International Scientific Research Congress Dedicated To The 30th Anniversary Of Baku Eurasia University , Baku, Azerbaijan, 27 - 28 April 2022, pp.211-218, (Full Text)
Anthropocentrism is a philosophical perspective that argues that human beings are the center or the most important being of the world. Anthropocentrism, in Brittanica; “The philosophical point of view that man is the center or the most important being of the world. It sees humans as separate and superior to nature, and other living things (animals, plants, mineral resources, etc.) as resources that can be justifiably exploited for its own benefit.
Anthropocentrism sees humans separate and superior to nature, living creatures such as
animals, plants and mineral resources as resources that can be justifiably exploited for its own
benefit. This point of view creates discrimination among living creatures, especially with its
acceptance that emphasizes the human species.
Anthropocentrism is a conceptual power and a form of action that corrupts the whole
existence with discrimination by developing relations that are considered superior and
dominant on human subjectivity and history.
Anthropocentrism causes the exploitation of other living things and animals and the
denial of their right to life, based on the assumption of superiority of the human species by
considering living creatures to be of different value only because of the species they belong
to. However, the fact that animals live unaware of human laws and culture cannot be a reason
for depriving them of their right to life.
We can get rid of the violation and abuse of animal rights and this anthropocentric
blindness, which also threatens human existence, by accepting that all living things are equal,
with a life-based, life-centered perspective.
İnsan merkezcilik, insanın dünyanın merkezi ya da en önemli varlığı olduğunu savunan
felsefi bir bakış açısıdır. İnsanmerkezcilik, Brittanica‘da; “İnsanın dünyanın merkezi ya da
en önemli varlığı olduğunu savunan felsefi bakış açısı. İnsanları doğadan ayrı ve üstün, diğer
canlıları (hayvanlar, bitkiler, mineral kaynakları vb) ise kendi yararı için haklı olarak istismar
edilebilecek kaynaklar olarak görür.” şeklinde tanımlanmaktadır.

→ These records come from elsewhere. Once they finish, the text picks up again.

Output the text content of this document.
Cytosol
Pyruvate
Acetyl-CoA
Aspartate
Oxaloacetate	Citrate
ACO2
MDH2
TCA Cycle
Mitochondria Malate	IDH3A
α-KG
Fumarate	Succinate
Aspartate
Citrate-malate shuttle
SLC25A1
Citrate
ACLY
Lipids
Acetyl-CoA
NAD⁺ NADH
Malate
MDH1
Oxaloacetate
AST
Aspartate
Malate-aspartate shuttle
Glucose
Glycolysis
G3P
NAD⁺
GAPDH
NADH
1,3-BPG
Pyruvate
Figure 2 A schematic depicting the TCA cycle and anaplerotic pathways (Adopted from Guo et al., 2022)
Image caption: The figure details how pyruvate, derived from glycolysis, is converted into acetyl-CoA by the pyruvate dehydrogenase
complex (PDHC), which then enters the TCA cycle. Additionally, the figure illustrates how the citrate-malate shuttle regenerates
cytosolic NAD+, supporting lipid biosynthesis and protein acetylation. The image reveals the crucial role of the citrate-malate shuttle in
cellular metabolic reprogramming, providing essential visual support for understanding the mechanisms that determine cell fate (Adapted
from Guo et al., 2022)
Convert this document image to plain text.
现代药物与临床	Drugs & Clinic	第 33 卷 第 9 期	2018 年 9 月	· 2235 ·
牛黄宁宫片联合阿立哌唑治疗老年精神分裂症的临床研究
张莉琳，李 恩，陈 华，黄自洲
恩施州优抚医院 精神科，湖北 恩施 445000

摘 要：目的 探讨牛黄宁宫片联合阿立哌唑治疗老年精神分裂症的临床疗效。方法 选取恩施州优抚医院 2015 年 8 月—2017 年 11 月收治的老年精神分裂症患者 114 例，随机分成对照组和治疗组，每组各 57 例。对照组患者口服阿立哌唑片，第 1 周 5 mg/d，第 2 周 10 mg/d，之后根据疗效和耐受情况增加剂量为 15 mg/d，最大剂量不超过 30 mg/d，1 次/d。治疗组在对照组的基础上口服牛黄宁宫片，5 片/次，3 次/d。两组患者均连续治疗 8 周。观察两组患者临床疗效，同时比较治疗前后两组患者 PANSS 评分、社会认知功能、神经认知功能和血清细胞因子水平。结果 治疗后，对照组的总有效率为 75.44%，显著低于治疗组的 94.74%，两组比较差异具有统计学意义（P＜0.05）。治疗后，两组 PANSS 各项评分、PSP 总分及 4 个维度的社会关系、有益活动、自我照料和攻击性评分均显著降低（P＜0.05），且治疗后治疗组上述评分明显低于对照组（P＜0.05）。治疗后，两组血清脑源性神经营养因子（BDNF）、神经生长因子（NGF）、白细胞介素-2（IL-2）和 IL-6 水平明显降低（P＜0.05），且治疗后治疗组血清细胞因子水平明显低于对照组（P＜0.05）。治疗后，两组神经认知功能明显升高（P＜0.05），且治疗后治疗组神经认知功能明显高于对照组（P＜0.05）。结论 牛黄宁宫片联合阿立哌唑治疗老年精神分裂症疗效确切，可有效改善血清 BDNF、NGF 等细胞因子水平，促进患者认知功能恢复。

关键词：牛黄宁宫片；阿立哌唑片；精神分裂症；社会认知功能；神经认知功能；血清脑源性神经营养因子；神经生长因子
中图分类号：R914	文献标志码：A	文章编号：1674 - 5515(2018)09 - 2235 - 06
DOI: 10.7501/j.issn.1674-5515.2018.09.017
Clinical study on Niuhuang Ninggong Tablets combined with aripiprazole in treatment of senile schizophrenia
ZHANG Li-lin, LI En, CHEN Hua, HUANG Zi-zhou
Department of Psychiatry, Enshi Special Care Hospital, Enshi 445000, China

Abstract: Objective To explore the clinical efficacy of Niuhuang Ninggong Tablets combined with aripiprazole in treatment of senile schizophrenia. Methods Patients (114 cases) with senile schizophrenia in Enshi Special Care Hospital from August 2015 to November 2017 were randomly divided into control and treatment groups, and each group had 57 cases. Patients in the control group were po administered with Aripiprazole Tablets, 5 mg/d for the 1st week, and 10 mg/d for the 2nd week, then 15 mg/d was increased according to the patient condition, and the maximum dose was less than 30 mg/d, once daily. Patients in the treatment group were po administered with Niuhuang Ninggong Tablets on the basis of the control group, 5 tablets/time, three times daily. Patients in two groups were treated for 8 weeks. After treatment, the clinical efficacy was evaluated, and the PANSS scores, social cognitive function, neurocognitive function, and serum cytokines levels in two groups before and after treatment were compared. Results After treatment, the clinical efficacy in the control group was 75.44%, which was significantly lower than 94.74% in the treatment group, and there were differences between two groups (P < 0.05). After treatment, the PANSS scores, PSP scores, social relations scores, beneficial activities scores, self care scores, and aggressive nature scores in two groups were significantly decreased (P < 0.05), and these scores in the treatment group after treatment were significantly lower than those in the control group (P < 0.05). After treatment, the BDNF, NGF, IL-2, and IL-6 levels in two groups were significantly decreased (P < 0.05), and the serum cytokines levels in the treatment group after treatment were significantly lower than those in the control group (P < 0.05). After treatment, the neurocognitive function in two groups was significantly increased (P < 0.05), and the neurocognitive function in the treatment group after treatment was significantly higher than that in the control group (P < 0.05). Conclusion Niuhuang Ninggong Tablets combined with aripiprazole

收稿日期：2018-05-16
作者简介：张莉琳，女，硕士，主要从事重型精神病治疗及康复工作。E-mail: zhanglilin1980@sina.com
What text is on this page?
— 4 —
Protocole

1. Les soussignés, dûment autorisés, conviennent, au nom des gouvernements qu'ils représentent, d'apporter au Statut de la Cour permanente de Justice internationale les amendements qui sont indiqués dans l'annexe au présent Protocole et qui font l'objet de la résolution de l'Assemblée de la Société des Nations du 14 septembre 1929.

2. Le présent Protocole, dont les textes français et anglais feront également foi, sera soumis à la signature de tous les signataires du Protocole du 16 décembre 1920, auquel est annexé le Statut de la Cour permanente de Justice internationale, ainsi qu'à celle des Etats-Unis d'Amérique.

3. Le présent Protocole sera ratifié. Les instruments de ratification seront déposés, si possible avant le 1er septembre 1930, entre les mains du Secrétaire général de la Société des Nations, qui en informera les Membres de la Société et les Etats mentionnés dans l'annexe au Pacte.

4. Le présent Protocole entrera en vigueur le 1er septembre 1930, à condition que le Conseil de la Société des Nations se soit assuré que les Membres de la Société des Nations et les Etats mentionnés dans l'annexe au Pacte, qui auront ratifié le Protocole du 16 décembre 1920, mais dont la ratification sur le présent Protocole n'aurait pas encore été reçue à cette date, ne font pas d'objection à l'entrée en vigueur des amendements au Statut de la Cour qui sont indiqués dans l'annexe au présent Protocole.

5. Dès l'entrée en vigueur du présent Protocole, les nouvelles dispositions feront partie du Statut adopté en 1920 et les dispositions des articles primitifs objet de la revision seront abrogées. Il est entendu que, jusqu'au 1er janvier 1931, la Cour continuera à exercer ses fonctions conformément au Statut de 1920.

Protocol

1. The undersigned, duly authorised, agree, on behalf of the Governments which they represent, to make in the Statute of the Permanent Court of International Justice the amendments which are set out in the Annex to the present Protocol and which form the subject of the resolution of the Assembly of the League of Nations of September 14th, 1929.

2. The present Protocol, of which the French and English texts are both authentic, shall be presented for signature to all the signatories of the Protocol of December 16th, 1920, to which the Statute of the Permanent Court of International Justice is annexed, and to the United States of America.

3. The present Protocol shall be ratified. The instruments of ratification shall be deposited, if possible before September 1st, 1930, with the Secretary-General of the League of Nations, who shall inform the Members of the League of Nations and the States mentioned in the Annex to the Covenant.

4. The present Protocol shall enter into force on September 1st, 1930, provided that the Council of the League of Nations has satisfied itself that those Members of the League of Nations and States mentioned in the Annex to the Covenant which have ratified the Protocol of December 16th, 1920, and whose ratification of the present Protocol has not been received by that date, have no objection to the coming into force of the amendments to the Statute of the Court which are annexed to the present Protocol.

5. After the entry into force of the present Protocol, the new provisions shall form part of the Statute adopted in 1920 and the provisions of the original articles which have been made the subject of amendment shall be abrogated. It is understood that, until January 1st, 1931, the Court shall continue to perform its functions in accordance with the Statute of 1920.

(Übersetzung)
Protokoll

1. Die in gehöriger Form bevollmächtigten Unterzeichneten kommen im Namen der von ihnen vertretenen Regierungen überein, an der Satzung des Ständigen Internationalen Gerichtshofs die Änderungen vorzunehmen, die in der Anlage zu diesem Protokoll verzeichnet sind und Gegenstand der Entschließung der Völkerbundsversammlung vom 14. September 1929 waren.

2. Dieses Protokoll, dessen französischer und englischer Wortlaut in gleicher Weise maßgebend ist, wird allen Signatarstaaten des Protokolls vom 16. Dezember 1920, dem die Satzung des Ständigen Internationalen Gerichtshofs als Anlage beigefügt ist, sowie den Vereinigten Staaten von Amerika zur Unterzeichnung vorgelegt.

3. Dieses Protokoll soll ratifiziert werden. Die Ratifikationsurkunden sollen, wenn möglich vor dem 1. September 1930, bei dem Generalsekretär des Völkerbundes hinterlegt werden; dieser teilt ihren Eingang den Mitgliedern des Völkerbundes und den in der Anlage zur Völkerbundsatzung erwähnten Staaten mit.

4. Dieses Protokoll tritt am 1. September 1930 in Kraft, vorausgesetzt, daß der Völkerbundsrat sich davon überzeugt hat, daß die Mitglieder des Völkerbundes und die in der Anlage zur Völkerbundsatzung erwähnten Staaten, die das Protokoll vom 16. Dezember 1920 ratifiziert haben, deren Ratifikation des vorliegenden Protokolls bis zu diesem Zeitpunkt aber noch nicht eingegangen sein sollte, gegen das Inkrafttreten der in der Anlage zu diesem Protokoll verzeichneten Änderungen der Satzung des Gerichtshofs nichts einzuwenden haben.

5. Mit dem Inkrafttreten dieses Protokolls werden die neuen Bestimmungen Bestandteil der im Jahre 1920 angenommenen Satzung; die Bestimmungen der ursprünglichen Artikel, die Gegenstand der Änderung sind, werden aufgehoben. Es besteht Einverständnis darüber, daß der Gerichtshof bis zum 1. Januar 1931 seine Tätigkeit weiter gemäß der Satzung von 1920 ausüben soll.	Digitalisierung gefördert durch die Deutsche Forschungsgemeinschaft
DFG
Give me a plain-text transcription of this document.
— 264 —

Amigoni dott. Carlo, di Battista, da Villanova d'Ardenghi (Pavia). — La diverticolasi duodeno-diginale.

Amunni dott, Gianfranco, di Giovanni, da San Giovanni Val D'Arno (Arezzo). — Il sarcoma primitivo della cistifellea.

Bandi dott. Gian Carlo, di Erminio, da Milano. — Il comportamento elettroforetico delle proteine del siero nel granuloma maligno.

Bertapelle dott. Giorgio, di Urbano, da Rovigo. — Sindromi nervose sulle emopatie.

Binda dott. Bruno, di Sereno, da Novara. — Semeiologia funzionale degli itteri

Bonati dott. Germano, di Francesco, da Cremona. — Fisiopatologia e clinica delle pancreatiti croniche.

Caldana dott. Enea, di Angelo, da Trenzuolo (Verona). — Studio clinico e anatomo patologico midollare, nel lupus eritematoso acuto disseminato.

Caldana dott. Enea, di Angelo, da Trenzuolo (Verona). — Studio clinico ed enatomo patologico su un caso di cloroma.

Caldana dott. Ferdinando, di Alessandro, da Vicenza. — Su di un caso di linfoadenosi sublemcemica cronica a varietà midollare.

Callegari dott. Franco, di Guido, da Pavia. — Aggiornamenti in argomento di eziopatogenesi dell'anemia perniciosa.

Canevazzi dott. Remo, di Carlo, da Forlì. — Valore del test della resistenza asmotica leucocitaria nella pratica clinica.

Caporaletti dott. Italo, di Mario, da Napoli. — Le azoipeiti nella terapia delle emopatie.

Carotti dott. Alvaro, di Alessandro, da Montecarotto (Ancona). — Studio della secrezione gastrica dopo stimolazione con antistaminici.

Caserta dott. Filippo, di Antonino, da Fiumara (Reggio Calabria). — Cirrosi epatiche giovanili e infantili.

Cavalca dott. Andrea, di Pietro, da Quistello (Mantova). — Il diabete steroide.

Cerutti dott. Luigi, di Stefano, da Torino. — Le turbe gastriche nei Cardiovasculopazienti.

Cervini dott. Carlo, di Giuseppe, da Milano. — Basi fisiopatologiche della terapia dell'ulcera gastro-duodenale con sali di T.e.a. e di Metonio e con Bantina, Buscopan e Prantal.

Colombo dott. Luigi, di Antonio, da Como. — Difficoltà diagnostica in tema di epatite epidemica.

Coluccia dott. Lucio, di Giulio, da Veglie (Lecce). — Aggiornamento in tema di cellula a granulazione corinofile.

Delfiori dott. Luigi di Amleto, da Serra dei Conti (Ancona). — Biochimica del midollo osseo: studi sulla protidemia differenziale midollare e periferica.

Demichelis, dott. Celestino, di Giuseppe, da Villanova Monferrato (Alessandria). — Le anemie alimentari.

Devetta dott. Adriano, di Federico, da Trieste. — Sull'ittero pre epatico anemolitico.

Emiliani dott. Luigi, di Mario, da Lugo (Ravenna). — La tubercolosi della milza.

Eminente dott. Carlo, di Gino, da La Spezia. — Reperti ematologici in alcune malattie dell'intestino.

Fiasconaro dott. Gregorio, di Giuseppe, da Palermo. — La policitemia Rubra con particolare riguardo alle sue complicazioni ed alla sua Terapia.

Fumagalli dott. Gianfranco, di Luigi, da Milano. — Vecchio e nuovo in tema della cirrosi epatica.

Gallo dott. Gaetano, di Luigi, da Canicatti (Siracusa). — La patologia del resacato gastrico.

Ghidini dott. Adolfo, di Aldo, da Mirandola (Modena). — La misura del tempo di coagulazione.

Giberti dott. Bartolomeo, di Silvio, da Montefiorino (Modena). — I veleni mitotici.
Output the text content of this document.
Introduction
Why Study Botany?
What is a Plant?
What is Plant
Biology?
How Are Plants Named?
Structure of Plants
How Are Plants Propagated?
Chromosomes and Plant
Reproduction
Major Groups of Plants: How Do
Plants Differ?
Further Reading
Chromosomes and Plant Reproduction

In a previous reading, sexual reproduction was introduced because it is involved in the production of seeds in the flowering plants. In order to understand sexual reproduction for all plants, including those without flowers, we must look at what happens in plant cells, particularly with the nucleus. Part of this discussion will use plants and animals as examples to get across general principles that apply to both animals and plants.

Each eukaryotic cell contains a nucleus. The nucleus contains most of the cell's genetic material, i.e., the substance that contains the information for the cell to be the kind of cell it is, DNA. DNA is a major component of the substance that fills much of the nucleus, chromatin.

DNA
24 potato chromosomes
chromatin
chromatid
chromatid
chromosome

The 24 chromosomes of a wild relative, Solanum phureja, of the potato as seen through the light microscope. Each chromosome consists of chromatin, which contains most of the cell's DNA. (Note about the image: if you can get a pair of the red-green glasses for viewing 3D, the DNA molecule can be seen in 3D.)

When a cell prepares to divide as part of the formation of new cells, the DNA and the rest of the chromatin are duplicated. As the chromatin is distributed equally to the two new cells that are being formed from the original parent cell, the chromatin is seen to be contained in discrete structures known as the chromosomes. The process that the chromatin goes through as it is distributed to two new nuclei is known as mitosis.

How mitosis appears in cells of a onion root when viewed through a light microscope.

İnsan merkezcilik, insanları doğadan ayrı ve üstün; hayvanlar, bitkiler, mineral
kaynakları gibi canlıları ise kendi yararı için haklı olarak istismar edilebilecek kaynaklar
olarak görür. Bu bakış açısı özellikle insan türünü öne çıkaran kabulüyle canlılar arasında
ayrımcılık yaratmaktadır.
İnsanmerkezcilik, insan öznelliğine ve tarihe dair hâkim olan, üstün kabul edilen
ilişkiler geliştirmek suretiyle tüm varoluşu ayrımcılıkla çürüten kavramsal bir güç ve eylem
biçimidir.
İnsan merkezcilik, canlılara sadece ait oldukları türden ötürü farklı değer
addedilmesiyle insan türünün üstünlüğü varsayımına dayanarak, diğer canlıların ve
hayvanların sömürülmesine ve yaşam haklarının yok farz edilmesine neden olmaktadır.
Oysaki hayvanların, insan yasalarından ve kültüründen habersiz yaşıyor oluşları, onların
yaşam haklarının ellerinden alınmasına gerekçe olamaz.
İnsan varlığını da tehdit eden, hayvan hakları ihlali ve istismarından ve bu
İnsanmerkezci körlükten çıkışta, tüm canlıların eşit olduğunu kabul ederek yaşamı temel
alan, yaşam merkezci bir bakış açısıyla kurtulabiliriz.